A participant in the Forum section of our HR Weekly e-letter posed this question: “One of our employees is nearing 80 and his performance is slipping badly. Is there an alternative to harsh evaluations and termination? We’d like him to depart with dignity.” Here’s how some HR professionals replied:
Offer early retirement
“We had this situation, and co-workers were resentful of having to pick up the slack and correct her mistakes. The worker is 63 and wanted to work until 65. We offered her a VERIP (Voluntary Early Retirement Incentive Plan). She gets to save face and we look like we gave her a golden parachute, simply by offering to pay benefits until Medicare kicks in and giving a couple of weeks’ vacation. That’s a small price to pay for harmony in the office without upsetting anyone.” — Lianne, Miami
Convert to part time
“We had an older employee who became unable to perform his normal duties. Rather than terminate him, we were able to offer him a part-time position that included some of the tasks he was still able to do. He accepted and it has worked well for all.” — K.M.

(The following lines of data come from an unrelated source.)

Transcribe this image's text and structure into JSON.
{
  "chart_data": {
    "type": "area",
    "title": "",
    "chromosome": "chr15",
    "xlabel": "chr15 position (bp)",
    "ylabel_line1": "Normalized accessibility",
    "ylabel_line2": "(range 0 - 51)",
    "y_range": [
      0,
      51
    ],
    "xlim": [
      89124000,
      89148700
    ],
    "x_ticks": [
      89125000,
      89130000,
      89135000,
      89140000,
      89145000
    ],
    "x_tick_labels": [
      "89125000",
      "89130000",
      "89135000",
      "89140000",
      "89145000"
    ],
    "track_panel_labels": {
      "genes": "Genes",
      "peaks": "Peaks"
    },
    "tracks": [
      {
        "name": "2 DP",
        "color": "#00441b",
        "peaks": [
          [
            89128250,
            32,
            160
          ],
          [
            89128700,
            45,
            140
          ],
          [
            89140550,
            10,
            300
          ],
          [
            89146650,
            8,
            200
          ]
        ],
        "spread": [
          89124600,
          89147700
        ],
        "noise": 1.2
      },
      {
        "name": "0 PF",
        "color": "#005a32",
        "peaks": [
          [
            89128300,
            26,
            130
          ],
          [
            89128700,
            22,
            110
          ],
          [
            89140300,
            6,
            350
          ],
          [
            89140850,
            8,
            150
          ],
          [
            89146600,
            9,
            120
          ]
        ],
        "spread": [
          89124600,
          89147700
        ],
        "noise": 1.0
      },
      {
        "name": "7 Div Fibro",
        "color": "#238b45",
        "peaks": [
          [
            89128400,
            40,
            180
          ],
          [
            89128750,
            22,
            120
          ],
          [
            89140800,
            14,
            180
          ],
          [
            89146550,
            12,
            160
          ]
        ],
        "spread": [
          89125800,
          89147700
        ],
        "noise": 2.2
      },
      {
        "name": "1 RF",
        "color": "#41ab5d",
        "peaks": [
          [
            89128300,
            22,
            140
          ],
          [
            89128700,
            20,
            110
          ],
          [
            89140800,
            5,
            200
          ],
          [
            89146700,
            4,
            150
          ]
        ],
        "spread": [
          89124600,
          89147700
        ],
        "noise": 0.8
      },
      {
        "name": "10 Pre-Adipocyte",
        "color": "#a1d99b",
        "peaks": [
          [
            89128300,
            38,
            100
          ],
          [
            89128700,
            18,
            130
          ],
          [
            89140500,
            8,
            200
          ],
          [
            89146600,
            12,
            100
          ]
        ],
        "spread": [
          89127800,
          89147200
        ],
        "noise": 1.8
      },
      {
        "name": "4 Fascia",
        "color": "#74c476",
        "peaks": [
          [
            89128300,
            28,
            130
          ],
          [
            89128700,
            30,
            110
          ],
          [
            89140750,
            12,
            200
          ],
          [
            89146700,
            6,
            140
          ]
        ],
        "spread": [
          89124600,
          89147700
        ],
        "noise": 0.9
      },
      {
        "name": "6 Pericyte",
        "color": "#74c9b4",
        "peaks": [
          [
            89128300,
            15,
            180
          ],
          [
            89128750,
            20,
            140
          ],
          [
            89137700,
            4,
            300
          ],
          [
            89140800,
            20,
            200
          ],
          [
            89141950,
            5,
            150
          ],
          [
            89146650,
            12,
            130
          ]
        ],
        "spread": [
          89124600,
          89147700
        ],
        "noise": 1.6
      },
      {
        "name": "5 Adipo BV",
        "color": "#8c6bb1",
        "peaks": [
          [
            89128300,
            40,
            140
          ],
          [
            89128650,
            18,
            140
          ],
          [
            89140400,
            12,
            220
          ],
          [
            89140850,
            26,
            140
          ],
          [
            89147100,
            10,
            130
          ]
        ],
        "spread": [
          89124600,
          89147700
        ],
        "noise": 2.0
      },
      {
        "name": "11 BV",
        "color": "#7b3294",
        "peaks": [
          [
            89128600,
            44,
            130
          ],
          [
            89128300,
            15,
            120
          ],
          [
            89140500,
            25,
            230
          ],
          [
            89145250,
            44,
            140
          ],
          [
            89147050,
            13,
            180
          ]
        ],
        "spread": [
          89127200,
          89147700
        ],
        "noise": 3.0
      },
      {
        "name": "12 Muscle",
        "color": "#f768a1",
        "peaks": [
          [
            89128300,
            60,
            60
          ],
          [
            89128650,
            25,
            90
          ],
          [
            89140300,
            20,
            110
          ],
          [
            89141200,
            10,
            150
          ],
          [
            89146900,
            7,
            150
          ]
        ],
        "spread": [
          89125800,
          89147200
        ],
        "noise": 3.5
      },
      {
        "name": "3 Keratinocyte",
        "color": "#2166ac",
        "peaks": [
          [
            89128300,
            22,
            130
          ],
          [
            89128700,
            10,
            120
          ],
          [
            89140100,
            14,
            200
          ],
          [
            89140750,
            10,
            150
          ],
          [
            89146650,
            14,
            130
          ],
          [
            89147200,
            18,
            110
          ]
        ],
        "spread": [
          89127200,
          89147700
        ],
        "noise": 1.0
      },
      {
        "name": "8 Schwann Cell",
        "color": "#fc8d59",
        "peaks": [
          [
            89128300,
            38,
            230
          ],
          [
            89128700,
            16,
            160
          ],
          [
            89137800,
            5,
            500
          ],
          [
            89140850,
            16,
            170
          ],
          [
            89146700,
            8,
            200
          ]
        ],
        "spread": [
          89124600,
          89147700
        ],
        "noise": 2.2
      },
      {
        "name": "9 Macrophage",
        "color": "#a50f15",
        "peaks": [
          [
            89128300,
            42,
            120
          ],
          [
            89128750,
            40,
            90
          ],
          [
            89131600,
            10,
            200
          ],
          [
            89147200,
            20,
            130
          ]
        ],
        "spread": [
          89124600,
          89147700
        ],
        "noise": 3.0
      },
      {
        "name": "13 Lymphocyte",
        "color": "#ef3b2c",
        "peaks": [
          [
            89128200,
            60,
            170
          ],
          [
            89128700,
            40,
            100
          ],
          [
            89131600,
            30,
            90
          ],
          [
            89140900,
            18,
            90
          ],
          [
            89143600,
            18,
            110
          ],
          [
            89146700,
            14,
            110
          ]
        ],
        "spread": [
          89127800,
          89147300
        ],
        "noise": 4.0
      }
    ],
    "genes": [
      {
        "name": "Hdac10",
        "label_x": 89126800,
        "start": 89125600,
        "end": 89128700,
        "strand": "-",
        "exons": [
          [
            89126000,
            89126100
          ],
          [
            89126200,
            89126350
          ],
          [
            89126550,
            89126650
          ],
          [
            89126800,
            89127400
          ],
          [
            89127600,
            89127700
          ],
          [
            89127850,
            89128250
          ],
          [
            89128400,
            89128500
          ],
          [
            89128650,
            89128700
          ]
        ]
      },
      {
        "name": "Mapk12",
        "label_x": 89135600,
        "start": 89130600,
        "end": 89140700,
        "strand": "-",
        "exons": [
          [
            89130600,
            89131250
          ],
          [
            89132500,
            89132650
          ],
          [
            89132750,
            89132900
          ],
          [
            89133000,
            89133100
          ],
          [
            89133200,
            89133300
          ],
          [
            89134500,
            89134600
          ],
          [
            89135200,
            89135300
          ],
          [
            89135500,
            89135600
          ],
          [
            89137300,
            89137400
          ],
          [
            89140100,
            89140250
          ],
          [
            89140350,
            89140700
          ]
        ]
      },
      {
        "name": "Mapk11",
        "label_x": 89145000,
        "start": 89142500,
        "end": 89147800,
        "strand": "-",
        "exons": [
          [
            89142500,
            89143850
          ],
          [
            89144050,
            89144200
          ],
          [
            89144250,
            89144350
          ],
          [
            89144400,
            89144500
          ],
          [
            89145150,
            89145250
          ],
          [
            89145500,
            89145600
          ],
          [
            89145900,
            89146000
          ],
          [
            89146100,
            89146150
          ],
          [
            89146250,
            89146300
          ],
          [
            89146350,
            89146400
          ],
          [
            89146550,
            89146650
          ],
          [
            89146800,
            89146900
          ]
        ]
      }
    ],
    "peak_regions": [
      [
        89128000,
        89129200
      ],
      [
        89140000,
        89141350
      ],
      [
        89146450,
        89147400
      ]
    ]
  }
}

Treat as performance issue, not age
“We had this happen. We documented the exact dates and times that people had to show the employee procedures that she already had been shown multiple times. By carefully documenting everything, we approached it strictly as a performance issue. Age was never brought up. However, we were very firm that the performance issues must turn around. Within a week, the person decided to retire. It was all done in a firm, yet polite way, and everyone saved face.” — Mark
Accommodate what you can
“The answer is accommodating the employee to what he or she is still capable of doing. Perhaps co-workers would be willing to work with you on this.” — H. Moyer
Be realistic about your work force
“I work in manufacturing with a stable but aging work force. It’s a bigger issue as my workers (in their 50s and up) can’t do what they could when they were younger. Most do relatively heavy physical labor. The idea of accommodation is nice, but soon I’d have a whole roster of folks I’m paying but the actual work’s not getting done.” — L.C.S.